SCHOOL OF PUBLIC HEALTH; No Settling' for a Branch Campus
Posted on: Sunday, 23 October 2005, 15:00 CDT
By JERRY RESLER
There should be an immutable bottom line in upcoming discussions between Milwaukee and the University of Wisconsin-Madison's Medical School on the matter of a school of public health.
Milwaukee must not settle for a branch campus of a renamed School of Medicine and Public Health in Madison. Milwaukee's government and business leaders, along with the chancellor of UW-Milwaukee, must insist on a free-standing school at UWM.
The reasons this must be so have not changed a whit since the UW Board of Regents on Oct. 7 instructed the Medical School to engage in discussions with the city and UWM to increase collaboration to deal with Milwaukee's many health care problems, including possibly establishing a branch campus of the new hybrid school at UWM.
Thanks for the thought, but Milwaukee's needs are great enough to have its own school. Madison's arguments to date for siting the state's major public health efforts there simply fall flat. Here's why:
-- While a renamed School of Medicine and Public Health in Madison could tap into a number of assets there, a school of public health in Milwaukee could tap into many first-rate public health resources in this city as well. (And have a better chance at full school accreditation.)
At the top of that list would be the Milwaukee Health Department, the largest in the state and one of the oldest in the nation, established in 1867, with a national reputation for excellence and innovation. The department established a public health lab in 1874 to inspect milk and water for potential sources of disease and has long been among the network of labs selected by the World Health Organization to track influenza.

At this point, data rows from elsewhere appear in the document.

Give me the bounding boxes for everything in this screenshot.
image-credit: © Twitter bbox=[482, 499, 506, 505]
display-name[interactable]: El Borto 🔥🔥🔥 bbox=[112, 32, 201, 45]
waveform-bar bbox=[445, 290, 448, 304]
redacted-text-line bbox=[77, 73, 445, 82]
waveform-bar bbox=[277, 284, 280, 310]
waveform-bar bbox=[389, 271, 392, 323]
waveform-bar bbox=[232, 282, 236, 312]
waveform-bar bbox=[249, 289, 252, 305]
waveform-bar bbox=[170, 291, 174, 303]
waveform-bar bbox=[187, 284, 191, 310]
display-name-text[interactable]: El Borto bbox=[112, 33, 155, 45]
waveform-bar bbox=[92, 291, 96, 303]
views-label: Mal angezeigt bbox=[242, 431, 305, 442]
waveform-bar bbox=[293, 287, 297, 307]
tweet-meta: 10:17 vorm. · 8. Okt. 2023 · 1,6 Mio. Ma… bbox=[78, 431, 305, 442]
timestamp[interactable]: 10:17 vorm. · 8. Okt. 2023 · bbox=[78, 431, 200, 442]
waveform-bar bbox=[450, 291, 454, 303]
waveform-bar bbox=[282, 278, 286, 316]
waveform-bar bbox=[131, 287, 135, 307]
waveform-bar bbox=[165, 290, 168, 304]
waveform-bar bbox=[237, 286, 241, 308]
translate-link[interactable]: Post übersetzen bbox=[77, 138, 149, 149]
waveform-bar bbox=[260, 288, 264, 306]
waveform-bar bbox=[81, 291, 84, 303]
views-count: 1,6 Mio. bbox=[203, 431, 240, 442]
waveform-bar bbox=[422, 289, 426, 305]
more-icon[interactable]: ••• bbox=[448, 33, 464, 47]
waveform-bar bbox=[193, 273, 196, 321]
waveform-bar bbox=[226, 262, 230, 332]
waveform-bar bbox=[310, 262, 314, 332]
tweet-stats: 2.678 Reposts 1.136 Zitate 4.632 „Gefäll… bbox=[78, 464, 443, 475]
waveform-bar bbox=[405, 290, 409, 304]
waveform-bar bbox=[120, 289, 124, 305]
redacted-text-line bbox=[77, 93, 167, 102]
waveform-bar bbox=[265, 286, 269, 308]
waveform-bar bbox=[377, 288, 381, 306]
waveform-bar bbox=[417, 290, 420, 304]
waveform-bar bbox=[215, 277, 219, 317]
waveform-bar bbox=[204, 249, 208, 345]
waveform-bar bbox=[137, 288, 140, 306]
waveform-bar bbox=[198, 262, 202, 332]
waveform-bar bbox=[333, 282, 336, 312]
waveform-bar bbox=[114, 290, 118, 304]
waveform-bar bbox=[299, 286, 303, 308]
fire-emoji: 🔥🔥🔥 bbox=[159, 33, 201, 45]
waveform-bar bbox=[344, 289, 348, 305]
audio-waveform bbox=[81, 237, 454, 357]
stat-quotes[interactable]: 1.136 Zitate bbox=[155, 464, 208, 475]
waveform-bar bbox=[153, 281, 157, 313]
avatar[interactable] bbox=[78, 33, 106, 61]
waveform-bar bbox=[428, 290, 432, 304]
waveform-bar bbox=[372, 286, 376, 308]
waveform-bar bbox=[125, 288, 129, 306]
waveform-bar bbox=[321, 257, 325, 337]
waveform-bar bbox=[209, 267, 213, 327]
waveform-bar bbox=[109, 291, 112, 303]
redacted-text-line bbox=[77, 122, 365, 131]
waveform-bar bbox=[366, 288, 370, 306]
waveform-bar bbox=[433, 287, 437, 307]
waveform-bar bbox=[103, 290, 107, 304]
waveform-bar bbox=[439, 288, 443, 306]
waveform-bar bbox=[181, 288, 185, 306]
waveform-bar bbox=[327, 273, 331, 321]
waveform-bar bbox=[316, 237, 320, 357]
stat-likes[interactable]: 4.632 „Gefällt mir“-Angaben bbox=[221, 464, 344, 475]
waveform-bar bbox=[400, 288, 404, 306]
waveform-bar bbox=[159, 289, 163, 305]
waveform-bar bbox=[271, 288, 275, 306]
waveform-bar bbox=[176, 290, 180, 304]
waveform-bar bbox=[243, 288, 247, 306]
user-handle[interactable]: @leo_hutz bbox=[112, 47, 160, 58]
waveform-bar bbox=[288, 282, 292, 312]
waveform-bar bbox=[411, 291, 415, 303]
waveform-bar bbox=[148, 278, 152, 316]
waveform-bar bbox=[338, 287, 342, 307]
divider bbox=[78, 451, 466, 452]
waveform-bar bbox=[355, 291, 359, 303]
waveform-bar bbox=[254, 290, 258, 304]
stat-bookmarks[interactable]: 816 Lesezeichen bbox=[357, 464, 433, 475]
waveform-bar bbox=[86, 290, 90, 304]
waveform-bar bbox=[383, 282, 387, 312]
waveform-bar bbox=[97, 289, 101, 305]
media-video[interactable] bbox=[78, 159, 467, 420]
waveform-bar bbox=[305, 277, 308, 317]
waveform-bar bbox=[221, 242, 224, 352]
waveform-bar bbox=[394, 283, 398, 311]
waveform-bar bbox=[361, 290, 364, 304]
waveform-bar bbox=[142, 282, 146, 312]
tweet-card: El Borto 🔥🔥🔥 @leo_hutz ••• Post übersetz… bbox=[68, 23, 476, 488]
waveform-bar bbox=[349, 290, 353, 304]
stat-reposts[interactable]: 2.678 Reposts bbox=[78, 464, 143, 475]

Milwaukee Health Commissioner Bevan Baker notes that his department won four public health awards, the most given to any health department in the country, at the annual meeting this summer of the National Association of County and City Health Officials. Having an accredited school of public health in the city, which would likely attract tens of millions of federal research dollars, would only complement the Health Department's work.
-- Based on sheer need alone, the argument for a school of public health in Milwaukee is mounting.
The Metropolitan Policy Program at the Brookings Institution recently ranked Milwaukee among the 10 American cities with the highest concentrations of urban poverty. The report said 27% of Milwaukee residents live in neighborhoods of "extreme poverty."
-- The UW Medical School, Aurora Health Care and UWM already have a partnership through the Center for Urban Population Growth, established in 2001 and based at Aurora Sinai Medical Center downtown.
UW medical officials say the public health work done at the center shows that collaboration with UWM is already taking place. Yes, but that also means the center could easily, and quite naturally, be folded into a UWM school of public health.
And a Madison branch campus in Milwaukee?
-- One already exists in the form of a clinical campus of the UW Medical School in Milwaukee based at Aurora Sinai Medical Center.
"Essentially, we provide the urban practice experience for UW students," said Jeff Squire, an Aurora spokesman.
The clinic itself points to the fact that this city is simply the best working laboratory for public health in the state.
(And, by the way, Aurora pays the salaries and benefits for the roughly 50 faculty physicians and 125 residents and fellows at the UW clinical campus here.)
Philip Farrell, dean of the UW Medical School, and Patrick Remington, director of the UW Population Health Institute, don't dispute that Milwaukee has serious health problems. Remington says they would not oppose a school of public health here.
But they question whether simply putting the school in Milwaukee would be the answer. We think, however, that it certainly would be justified based on the fact that at least 20 other large cities in the country have schools of public health independent of medical schools.
Public health experts have repeatedly told us that public health schools should not be in medical schools because the roles are so vastly different. Public health has already been relegated over the years to second fiddle to the field of medicine. About 95% of all health care spending in the United States goes toward medical care and biomedical research, leaving only 5% for public health, according to a 2002 report by the Institute of Medicine of the National Academies.
No, a school independent of UW's Medical School would be the best way to ensure purity of purpose and mission.
Remington makes a compelling practical argument, however: UWM lacks an administrative structure and the resources to create a school of public health. That shouldn't be an excuse but rather more motivation for UWM Chancellor Carlos Santiago and others to get busy.
Some of the more than $600 million in so-called Blue Cross money given to the UW Medical School and the private Medical College of Wisconsin in Wauwatosa for public health initiatives could be used to help establish a school of public health at UWM. Both medical schools already collaborate with UWM.
By all means, Milwaukee collaboration with Madison should continue, if only to make the medical school's graduates there the best they can be. But it's a two-way street. The spirt of collaboration should also dictate that Madison recognize that the need for an independent school of public health is greatest in Milwaukee.
It is simply the best place for such a school.